-----------------------

# Chosen Dataset: <u> YOOCHOOSE - RecSys Challenge 2015</u> 
<u>general explaination on the dataset:</u><br>
The YOOCHOOSE dataset contain a collection of sessions from a retailer, where each session<br>
is encapsulating the click events that the user performed in the session.<br>
For some of the sessions, there are also buy events; means that the session ended with the user bought something from the web shop.<br> The data was collected during several
months in the year of 2014, reflecting the clicks and purchases performed by the users of an on-line retailer in Europe.<br>
**We thus conclude that the dataset represents an implicit recommender system challange due to a binary representations of the data - clicked or not, bought or not.**<br>
The dataset is composed out of 3 files (and a readme as well):
 - yoochoose-buys.dat , ~55MB
 - yoochoose-clicks.dat, ~1.5GB
 - yoochoose-test.dat,  ~363 MB
 
<br>**The authors of the original paper ignored the testset and just splitted yoochoose-clicks.dat into train and test datasets.
in order to maintain consistency and to try and recreate the authors results, we will do the same**

#### <u>CLICKS DATASET FILE DESCRIPTION</u>

The file yoochoose-clicks.dat comprising the clicks of the users over the items.<br>
Each record/line in the file has the following fields/format: Session ID, Timestamp, Item ID, Category<br>
-Session ID – the id of the session.

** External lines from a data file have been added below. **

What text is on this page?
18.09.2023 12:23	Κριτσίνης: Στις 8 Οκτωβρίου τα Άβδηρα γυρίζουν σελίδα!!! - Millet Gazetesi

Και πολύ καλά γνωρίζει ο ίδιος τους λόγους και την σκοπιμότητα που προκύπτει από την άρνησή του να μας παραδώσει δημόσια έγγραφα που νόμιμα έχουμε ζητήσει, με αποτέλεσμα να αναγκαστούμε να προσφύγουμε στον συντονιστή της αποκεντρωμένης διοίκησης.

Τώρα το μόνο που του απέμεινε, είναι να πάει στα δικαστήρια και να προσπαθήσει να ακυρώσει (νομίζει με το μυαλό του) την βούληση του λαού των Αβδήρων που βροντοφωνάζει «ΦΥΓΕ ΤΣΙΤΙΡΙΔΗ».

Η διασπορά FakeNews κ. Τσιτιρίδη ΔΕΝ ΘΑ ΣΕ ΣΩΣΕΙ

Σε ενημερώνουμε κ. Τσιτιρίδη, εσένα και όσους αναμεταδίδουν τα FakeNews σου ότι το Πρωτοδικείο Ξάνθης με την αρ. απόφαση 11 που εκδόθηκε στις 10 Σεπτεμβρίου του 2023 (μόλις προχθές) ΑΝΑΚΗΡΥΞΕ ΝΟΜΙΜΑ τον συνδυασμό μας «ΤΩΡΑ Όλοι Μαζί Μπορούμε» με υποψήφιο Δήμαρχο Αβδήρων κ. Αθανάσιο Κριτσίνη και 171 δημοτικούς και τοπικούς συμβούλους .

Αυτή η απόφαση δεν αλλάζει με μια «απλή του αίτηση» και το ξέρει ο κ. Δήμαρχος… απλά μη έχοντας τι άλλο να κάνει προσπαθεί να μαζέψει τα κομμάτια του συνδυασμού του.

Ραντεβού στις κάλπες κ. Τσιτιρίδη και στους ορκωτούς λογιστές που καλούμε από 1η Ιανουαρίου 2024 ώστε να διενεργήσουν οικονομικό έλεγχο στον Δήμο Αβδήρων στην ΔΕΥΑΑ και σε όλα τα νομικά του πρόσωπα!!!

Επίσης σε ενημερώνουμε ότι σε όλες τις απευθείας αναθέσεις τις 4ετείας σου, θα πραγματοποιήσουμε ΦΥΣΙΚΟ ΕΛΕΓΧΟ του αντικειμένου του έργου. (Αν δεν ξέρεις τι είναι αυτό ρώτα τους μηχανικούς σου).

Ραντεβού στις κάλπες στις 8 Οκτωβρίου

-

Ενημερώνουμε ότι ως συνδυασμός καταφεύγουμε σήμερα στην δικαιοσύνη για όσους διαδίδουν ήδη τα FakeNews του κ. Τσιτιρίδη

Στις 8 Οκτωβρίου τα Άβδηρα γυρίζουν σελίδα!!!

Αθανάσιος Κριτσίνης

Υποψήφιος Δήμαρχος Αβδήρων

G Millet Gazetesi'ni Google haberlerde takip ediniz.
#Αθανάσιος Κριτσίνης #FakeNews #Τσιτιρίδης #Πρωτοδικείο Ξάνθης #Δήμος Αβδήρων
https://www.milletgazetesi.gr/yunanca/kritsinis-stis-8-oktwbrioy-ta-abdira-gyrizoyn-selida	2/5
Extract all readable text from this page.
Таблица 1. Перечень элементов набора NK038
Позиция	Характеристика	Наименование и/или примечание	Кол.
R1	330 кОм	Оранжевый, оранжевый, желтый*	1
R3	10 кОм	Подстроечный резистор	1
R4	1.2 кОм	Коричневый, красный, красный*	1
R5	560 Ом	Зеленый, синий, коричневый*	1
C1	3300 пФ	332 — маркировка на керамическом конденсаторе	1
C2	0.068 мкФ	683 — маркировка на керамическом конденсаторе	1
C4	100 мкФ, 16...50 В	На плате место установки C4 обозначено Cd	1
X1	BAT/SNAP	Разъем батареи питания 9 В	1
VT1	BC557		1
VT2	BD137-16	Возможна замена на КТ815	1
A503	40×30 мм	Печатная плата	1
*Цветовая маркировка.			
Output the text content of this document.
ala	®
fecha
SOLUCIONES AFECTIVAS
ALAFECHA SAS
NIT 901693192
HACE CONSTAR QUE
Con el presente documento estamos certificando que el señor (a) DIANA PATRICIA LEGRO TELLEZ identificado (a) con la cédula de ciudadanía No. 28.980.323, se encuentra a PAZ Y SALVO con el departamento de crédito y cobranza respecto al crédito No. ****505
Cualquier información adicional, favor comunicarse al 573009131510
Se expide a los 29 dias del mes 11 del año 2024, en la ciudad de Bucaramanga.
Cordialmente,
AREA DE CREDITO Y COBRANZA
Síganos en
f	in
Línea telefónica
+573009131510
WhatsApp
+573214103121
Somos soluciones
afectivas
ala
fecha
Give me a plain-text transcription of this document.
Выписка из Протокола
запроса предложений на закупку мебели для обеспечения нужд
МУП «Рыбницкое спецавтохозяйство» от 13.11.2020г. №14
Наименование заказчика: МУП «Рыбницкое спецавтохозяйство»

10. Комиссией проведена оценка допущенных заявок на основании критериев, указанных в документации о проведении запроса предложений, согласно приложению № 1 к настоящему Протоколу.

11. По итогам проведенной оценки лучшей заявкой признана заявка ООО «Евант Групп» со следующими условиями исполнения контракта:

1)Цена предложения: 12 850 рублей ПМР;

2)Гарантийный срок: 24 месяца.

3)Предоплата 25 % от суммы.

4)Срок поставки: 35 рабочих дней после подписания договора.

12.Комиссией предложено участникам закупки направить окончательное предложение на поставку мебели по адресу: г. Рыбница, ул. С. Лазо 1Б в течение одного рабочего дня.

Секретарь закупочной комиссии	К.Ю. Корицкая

In one session there are one or many clicks. Could be represented as an integer number.<br>
-Timestamp – the time when the click occurred. Format of YYYY-MM-DDThh:mm:ss.SSSZ<br>
-Item ID – the unique identifier of the item that has been clicked. Could be represented as an integer number.<br>
-Category – the context of the click. The value "S" indicates a special offer, "0" indicates  a missing value, a number between 1 to 12 indicates a real category identifier,<br>
 any other number indicates a brand. E.g. if an item has been clicked in the context of a promotion or special offer then the value will be "S", if the context was a brand i.e BOSCH,<br>
 then the value will be an 8-10 digits number. If the item has been clicked under regular category, i.e. sport, then the value will be a number between 1 to 12. <br>
 
* The explanation above is based on the README.txt attached to the dataset.<br>
    This dataset is licensed under the Creative Commons Attribution-NonCommercial-NoDerivatives 4.0
    International License. To view a copy of this license, visit http://creativecommons.org/licenses/by-nc-nd/4.0/

In [1]:
import numpy as np
import pandas as pd
import datetime as dt
from tqdm.notebook import tqdm
import seaborn as sns


## Data Loading and Pre-processing

In [None]:
%%time
clicks_df = pd.read_csv('data/yoochoose-clicks.dat',names=['SessionID','Time', 'ItemID']
                        ,usecols=[0,1,2],
                        dtype={0:np.int32, 1:str, 2:np.int64})
# convert date into timestamp:
clicks_df['Time'] = clicks_df['Time'].apply(lambda x: dt.datetime.strptime(x, '%Y-%m-%dT%H:%M:%S.%fZ').timestamp()) 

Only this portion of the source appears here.